Background: Over the past few years novel folding mechanisms of globular proteins have been proposed using minimal lattice and off-lattice models. The factors determining the cooperativity of folding in these models and especially their explicit relation to experiments have not been fully established, however.
Results: We consider equilibrium folding transitions in lattice models with and without sidechains. A dimensionless measure, omega c, is introduced to quantitatively assess the degree of cooperativity in lattice models and in real proteins. We show that larger values of omega c resembling the values seen in proteins are obtained in lattice models with sidechains. The enhanced cooperativity of such models results from possible denser packing of sidechains in the interior of the model polypeptide chain. We also establish that omega c correlates extremely well with sigma T = (T o - T f) /T o, where T o and T f are collapse and folding transition temperatures, respectively. These theoretical ideas are used to analyze folding transitions in two-state folders (RNase A, chymotrypsin inhibitor 2, fibronectin type III modules and tendamistat) and three-state folders (apomyoglobin and lysozyme).

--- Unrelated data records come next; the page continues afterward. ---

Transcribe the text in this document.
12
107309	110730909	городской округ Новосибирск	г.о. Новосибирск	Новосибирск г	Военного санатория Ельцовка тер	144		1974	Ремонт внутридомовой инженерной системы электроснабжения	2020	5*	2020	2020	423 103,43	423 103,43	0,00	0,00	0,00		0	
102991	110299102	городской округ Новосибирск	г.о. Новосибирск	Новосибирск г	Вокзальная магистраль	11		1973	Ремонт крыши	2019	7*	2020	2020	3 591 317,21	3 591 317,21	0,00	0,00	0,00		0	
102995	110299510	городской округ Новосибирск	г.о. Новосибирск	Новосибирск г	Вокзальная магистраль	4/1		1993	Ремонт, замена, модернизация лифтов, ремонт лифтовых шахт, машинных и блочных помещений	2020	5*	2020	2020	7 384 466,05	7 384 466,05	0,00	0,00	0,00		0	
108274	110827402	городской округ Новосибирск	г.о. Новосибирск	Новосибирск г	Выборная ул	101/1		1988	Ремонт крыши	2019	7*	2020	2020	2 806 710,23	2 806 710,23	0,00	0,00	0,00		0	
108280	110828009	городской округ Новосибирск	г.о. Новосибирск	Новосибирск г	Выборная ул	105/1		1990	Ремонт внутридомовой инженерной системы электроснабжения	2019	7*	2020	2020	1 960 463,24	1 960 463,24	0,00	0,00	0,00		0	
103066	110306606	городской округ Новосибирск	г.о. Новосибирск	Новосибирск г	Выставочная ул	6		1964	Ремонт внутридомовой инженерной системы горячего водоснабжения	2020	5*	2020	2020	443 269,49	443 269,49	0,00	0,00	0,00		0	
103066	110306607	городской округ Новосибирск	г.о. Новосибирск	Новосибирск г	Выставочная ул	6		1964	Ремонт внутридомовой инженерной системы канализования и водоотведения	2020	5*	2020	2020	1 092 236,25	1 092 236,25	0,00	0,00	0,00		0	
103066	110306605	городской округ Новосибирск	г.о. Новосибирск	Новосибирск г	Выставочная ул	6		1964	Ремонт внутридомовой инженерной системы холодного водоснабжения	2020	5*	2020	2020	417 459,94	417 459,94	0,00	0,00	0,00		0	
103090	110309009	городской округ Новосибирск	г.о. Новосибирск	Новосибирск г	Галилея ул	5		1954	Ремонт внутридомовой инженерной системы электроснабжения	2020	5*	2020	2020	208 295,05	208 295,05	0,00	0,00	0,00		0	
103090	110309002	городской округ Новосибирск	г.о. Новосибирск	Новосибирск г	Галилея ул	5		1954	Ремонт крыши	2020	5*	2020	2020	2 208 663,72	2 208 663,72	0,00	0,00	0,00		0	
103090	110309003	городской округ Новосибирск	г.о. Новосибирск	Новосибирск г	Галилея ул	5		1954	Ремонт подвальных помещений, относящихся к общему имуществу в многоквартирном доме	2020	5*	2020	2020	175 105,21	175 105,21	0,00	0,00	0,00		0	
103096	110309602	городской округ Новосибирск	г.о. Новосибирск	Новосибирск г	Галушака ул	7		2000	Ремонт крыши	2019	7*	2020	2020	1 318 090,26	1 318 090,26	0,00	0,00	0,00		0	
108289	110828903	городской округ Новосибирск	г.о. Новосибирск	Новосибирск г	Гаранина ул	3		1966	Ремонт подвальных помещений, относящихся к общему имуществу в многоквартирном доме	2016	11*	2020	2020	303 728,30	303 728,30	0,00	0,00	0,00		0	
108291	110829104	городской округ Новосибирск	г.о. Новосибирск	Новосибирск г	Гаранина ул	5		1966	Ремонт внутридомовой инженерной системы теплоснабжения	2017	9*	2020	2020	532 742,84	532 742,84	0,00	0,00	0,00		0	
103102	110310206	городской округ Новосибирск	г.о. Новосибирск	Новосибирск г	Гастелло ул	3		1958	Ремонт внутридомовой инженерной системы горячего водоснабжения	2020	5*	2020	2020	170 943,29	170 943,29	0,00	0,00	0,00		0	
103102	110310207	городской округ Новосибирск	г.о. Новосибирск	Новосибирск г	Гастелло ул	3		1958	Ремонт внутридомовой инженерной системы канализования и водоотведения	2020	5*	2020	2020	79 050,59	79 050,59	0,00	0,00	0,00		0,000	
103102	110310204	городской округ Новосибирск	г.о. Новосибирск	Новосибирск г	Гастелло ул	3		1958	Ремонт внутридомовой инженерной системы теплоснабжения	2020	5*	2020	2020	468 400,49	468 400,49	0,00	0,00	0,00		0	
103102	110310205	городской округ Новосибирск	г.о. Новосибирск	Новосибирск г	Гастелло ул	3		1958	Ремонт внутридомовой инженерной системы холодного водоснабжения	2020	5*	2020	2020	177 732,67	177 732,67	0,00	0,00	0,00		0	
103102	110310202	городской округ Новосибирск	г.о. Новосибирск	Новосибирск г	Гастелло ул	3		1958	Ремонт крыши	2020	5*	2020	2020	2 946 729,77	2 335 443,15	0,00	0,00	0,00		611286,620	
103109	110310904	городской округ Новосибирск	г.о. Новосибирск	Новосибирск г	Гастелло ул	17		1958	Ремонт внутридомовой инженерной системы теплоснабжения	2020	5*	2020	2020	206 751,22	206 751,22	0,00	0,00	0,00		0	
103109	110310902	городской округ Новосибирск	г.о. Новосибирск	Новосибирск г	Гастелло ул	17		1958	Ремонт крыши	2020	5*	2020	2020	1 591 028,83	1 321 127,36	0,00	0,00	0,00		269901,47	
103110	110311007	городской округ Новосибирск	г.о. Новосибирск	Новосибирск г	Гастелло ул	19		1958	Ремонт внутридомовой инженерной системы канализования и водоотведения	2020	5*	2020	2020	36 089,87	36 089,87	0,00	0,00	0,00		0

The values of omega c extracted from experiments show a correlation with sigma T (suitably generalized when folding is induced by denaturants or acid).
Conclusions: A quantitative description of the cooperative transition of real proteins can be made by lattice models with sidechains. The degree of cooperativity in minimal models and real proteins can be expressed in terms of the single parameter sigma, which can be estimated from experimental data.